Палашенков имел конфиденциальный разговор с директором. Содержание его мне стало известно гораздо позднее, а тогда, выйдя с книгой в руках и завидев меня, он сказал мне лишь одну фразу: «В библиотеку приходи, но книги в школу больше никогда не приноси».

Прошло много лет – война, армия. Московский историко-архивный институт... Я уже работал старшим научным сотрудником архивного отдела облисполкома (он тогда находился в здании, стоявшем против библиотеки им. А. С. Пушкина), а Андрей Федорович находился на заслуженном отдыхе и состоял у нас членом научного совета.
В 30-е годы краеведческий музей, в котором работал Палашенков, представлял собой комплексное учреждение массово – просветительского характера. Насколько мне помнится, он имел историко-художественный профиль. А уже в начале 1940 года его расчленили. Тогдашний заведующий областным отделом искусств Радионов провернул операцию по выделению картинной галереи в самостоятельный музей изобразительных искусств.

Несмотря на имевшийся у Палашенкова опыт «чиновной службы» в смоленском музее, ему по понятным причинам не доверили «идеологический участок работы». Потому как директорскую должность всегда занимали, по выражению старых омичей, «шибко партийные люди». Андрей Федорович остался в краеведческом музее. Директором его был П. А. Россомахин, ранее возглавлявший тюменский музей. А досталась директорская должность Палашенкову, можно сказать, по несчастью в предпенсионном возрасте, тяжкой военной осенью 1943 года. Партийная номенклатура уже не желала сидеть на скудном 600-граммовом хлебном пайке так называемых совслужащих. А жизнь «культурников» в буквальном смысле зависела от продовольственного содержания. На этих «директорских хлебах» Андрей Федорович и проработал вплоть до 1956 года.

Служба в музеях никогда не являлась доходным местом, обеспечивающим безбедное существование. Люди, общавшиеся с Палашенковым, вхожие в его дом, замечали прежде всего аскетическую простоту обстановки и обыденную скудность домашнего обихода.

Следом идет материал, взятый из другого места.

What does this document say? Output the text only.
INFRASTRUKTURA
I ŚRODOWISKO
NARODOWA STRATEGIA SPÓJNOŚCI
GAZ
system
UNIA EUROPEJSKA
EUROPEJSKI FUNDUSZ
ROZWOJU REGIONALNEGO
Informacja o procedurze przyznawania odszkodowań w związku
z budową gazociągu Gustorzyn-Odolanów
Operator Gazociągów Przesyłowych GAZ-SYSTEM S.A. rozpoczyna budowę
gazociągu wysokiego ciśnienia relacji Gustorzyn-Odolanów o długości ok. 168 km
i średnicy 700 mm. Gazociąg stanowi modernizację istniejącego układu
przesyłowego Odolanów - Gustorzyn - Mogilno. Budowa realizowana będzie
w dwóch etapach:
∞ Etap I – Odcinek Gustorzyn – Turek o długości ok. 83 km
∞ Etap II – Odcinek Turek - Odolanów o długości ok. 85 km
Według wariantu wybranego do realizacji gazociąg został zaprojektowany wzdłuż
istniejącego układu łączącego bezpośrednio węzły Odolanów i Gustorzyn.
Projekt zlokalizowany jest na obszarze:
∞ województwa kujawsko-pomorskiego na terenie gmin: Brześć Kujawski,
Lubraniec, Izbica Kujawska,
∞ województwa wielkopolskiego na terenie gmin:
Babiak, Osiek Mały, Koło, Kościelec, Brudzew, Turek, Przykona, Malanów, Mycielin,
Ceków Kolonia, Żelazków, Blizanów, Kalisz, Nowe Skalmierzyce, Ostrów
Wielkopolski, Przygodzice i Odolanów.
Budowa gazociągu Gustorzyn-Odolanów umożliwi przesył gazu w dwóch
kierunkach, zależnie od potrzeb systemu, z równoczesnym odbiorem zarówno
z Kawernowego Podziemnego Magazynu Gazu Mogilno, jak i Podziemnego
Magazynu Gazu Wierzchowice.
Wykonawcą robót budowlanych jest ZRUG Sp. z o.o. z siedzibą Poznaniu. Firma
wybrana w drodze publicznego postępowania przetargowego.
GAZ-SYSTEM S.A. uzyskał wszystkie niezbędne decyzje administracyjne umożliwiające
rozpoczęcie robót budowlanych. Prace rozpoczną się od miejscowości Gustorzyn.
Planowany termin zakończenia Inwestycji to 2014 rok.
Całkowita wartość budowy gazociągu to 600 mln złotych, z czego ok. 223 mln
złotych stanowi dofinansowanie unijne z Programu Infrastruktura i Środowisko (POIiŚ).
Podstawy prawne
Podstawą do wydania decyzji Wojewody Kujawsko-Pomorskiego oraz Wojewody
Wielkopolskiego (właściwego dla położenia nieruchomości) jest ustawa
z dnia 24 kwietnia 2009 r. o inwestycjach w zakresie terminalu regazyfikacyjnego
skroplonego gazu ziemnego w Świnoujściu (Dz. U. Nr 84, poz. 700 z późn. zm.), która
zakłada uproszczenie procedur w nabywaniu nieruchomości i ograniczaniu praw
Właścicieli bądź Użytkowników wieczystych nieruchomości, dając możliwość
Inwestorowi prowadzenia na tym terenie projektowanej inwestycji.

Когда он «распрягся», то получил нищенский пенсию – 49 р.50 к. Гонорар за публикации статей был случайным и редким подспорьем в его скудном финансовом бюджете.

Двадцать два года назад он завершил свой земной путь, но плоды его духовной деятельности продолжают питать историков, краеведов. И как бы заключая в рамку эти мысли - воспоминания, отразившие бытие старого музейщика, встретившегося на моем жизненном пути более полувека назад, я возвращаю читателя к эпиграфу из стихотворения «Старость»». Когда-то на него обратил внимание Андрей Федорович Оно написано известным поэтом, публицистом и славянофильским лидером А. Хомяковым. В мире все взаимосвязано и взаимообусловлено. В строках этого четверостишья можно отыскать и итог жизненны поисков, и сущность, субъективного миропонимания человека по имени Андрей Федорович Палашенков.

 

 

 

Палашенков: вблизи и издалека / Е. Евсеев // Вечерний Омск. – 1993. – 3 февр. – С. 2.